Valley City Times-Record
- Type: Daily newspaper
- Owner: Horizon Publications
- Founder: H.W. Coe
- Publisher: Tina Olson
- Founded: 1879
- Language: English
- Headquarters: Valley City, North Dakota
- Website: times-online.com

= Valley City Times-Record =

American daily newspaper in North Dakota

The Valley City Times-Record is a daily (Monday to Friday) newspaper printed in Valley City, North Dakota and published by Horizon Publications. The newspaper had its beginnings as the Valley City Weekly Times. The Times-Record is the official newspaper of Barnes County, North Dakota and has a modest circulation in southeast North Dakota. Ellie Boese is the editor and Bill Parson is the publisher.

== History ==
In 1879, H.W. Coe published the first edition of the Northern Pacific Times in Valley City. His father Dr. S.B. Cole briefly took over as editor while his son went to college in Brooklyn. In October 1880, Dr. Coe sold the paper to Clement M. Greene so he could go practice medicine in Mandan. At that time it was officially renamed to the Valley City Times. After four months, Greene grew sick and sold the paper to G.B. Vallandigham, and soon died. In August 1881, Alexander McConnell assumed control.

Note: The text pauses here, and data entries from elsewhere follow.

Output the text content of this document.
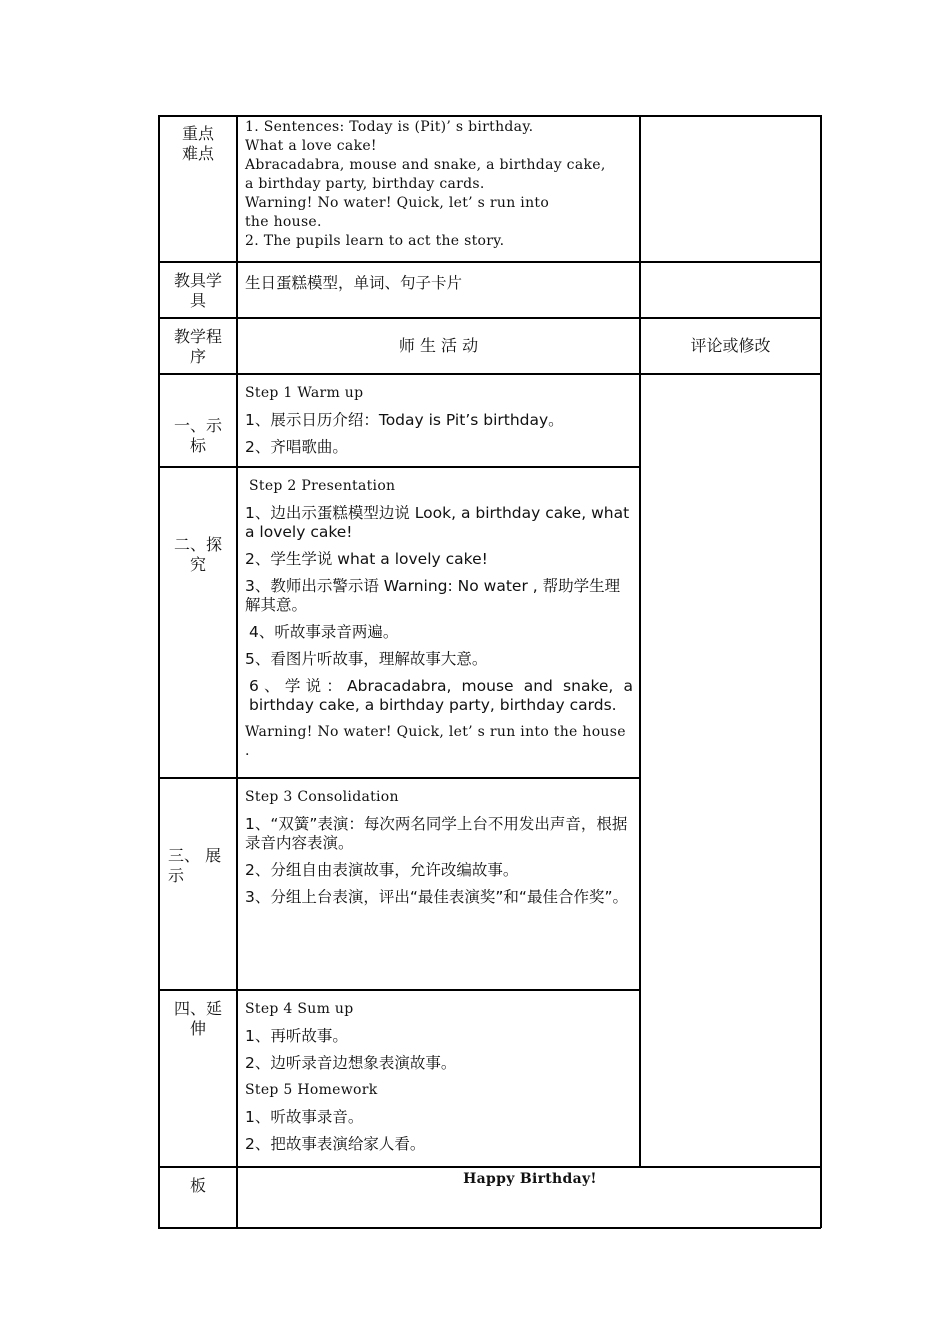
重点
难点

1. Sentences: Today is (Pit)’ s birthday.

What a love cake!

Abracadabra, mouse and snake, a birthday cake,

a birthday party, birthday cards.

Warning! No water! Quick, let’ s run into

the house.

2. The pupils learn to act the story.

教具学
具
生日蛋糕模型，单词、句子卡片
教学程
序
师 生 活 动	评论或修改
一、示
标

Step 1 Warm up

1、展示日历介绍：Today is Pit’s birthday。

2、齐唱歌曲。

二、探
究

Step 2 Presentation

1、边出示蛋糕模型边说 Look, a birthday cake, what a lovely cake!

2、学生学说 what a lovely cake!

3、教师出示警示语 Warning: No water , 帮助学生理解其意。

4、听故事录音两遍。

5、看图片听故事，理解故事大意。

6、学说：Abracadabra, mouse and snake, a birthday cake, a birthday party, birthday cards.

Warning! No water! Quick, let’ s run into the house .

三、 展
示

Step 3 Consolidation

1、“双簧”表演：每次两名同学上台不用发出声音，根据录音内容表演。

2、分组自由表演故事，允许改编故事。

3、分组上台表演，评出“最佳表演奖”和“最佳合作奖”。

四、延
伸

Step 4 Sum up

1、再听故事。

2、边听录音边想象表演故事。

Step 5 Homework

1、听故事录音。

2、把故事表演给家人看。

板	Happy Birthday!
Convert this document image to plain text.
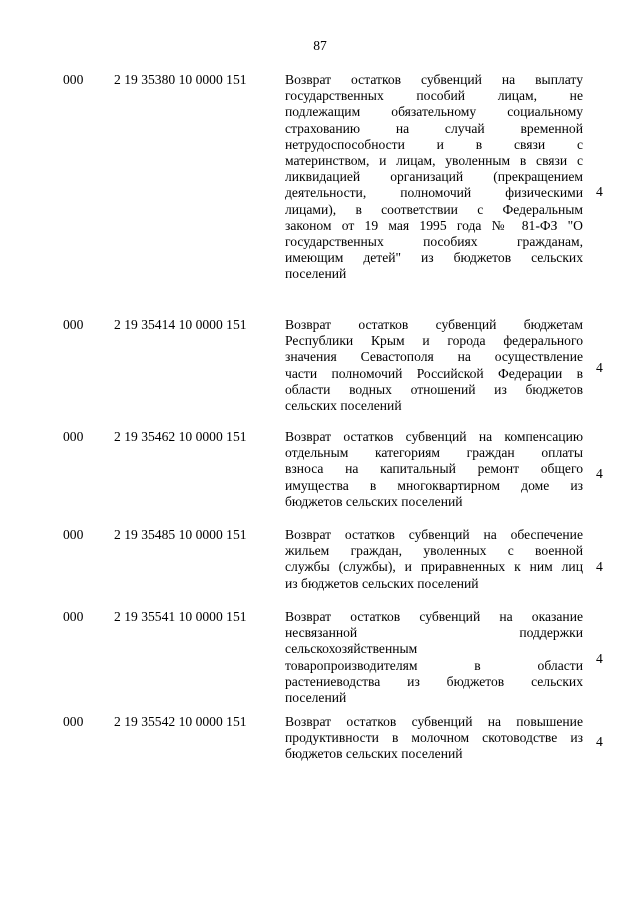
87
000 2 19 35380 10 0000 151	Возврат остатков субвенций на выплату
государственных пособий лицам, не
подлежащим обязательному социальному
страхованию на случай временной
нетрудоспособности и в связи с
материнством, и лицам, уволенным в связи с
ликвидацией организаций (прекращением
деятельности, полномочий физическими
лицами), в соответствии с Федеральным
законом от 19 мая 1995 года № 81-ФЗ "О
государственных пособиях гражданам,
имеющим детей" из бюджетов сельских
поселений
4
000 2 19 35414 10 0000 151	Возврат остатков субвенций бюджетам
Республики Крым и города федерального
значения Севастополя на осуществление
части полномочий Российской Федерации в
области водных отношений из бюджетов
сельских поселений
4
000 2 19 35462 10 0000 151	Возврат остатков субвенций на компенсацию
отдельным категориям граждан оплаты
взноса на капитальный ремонт общего
имущества в многоквартирном доме из
бюджетов сельских поселений
4
000 2 19 35485 10 0000 151	Возврат остатков субвенций на обеспечение
жильем граждан, уволенных с военной
службы (службы), и приравненных к ним лиц
из бюджетов сельских поселений
4
000 2 19 35541 10 0000 151	Возврат остатков субвенций на оказание
несвязанной поддержки
сельскохозяйственным
товаропроизводителям в области
растениеводства из бюджетов сельских
поселений
4
000 2 19 35542 10 0000 151	Возврат остатков субвенций на повышение
продуктивности в молочном скотоводстве из
бюджетов сельских поселений
4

In April 1887, the Times and the Record were consolidated under editor J. Jeff Debbin. In August 1889, a mob broke into the paper's printing plant, then owned by Herbert Root, and caused $3,000 worth of damage due to Root's opposition to a local whiskey ring. Frank M. Cornell became publisher in September 1889, followed by W.F. Dunlap in 1892, and Steve A. Nye in 1899.

In 1907, Frank E. Ployhar and Frank E. Packard, owners of the Weekly Alliance, acquired the Times-Record from Nye and merged the two papers. In 1909, Ployhar sold out to two others. A year later Packard announced the paper could cease. In 1911, Packard sold out to L.P. Hyde. In 1914, a fire partially destroyed the paper's plant, causing $5,000 worth of damage.

In 1915, C.E. Greenwood and Ben Houghtaling bought the Times-Record. Houghtaling soon left,' and Greenwood sold it in 1918 to Percy R. Trubshaw. The Nonpartisan League soon started a rival paper called the Farmers' Opinion in an attempt to put Trubshaw out of business due to his criticism of their leader Arthur C. Townley. Trubshaw sold the Times-Record to E.D. Lum in 1925, and then reacquired it in 1927.

In March 1933, Gov. William Langer billed Trubshaw, who was associated with League rival Independent Voters Association, for allegedly stealing his hat during a hotel banquet. Trubshaw denied the theft, but paid anyway. Trubshaw published the paper until his death from Typhoid fever in August 1933. The Trubshaw family continued to publish the paper until 1944, when they sold it to a business group, who immediately resold it to Don C. Matchan, who merged it with his Barnes County News.

In April 1947, a group of local business men called the "committee of 40" opposing Matchan's left-wing editorial policies demanded he sell the paper in 30 days or else they would start a rival publication. In response, Matchan sent ballots to subscribers asking whether or not he should sell. Newspapers across the country wrote in support of Matchan and Freedom of the press in the U.S. Matchan received over 500 votes, who supported him 5-1. However, he was still undecided about selling as the deadline loomed, but he did place an ad in Editor & Publisher. As Matchan refused to make a decision, the committee moved forward with plans to start a rival paper. He eventually chose to wait and see what the financial impacts would be from his continued ownership.

In October 1947, Matchan sold the Times-Record to a company headed by Jerome O. Bjerke. Bjerke was elected president of the North Dakota Press Association in 1950, and sold his stock in the business in 1952, leaving Owen O. Scott as company head. Philip T. Mark became editor, but soon died. The paper was acquired by Edward C. Cochrane in 1962, Mid-America Publishing Corp. in 1964, and American Publishing Company in 1993. At some point the Times-Record was acquired by Horizon Publications, Inc. In 2011, the paper's publisher was fired. In response, editor Lee Morris published an op-ed disguised as a syndicated column criticizing the company. He quit soon afterwards.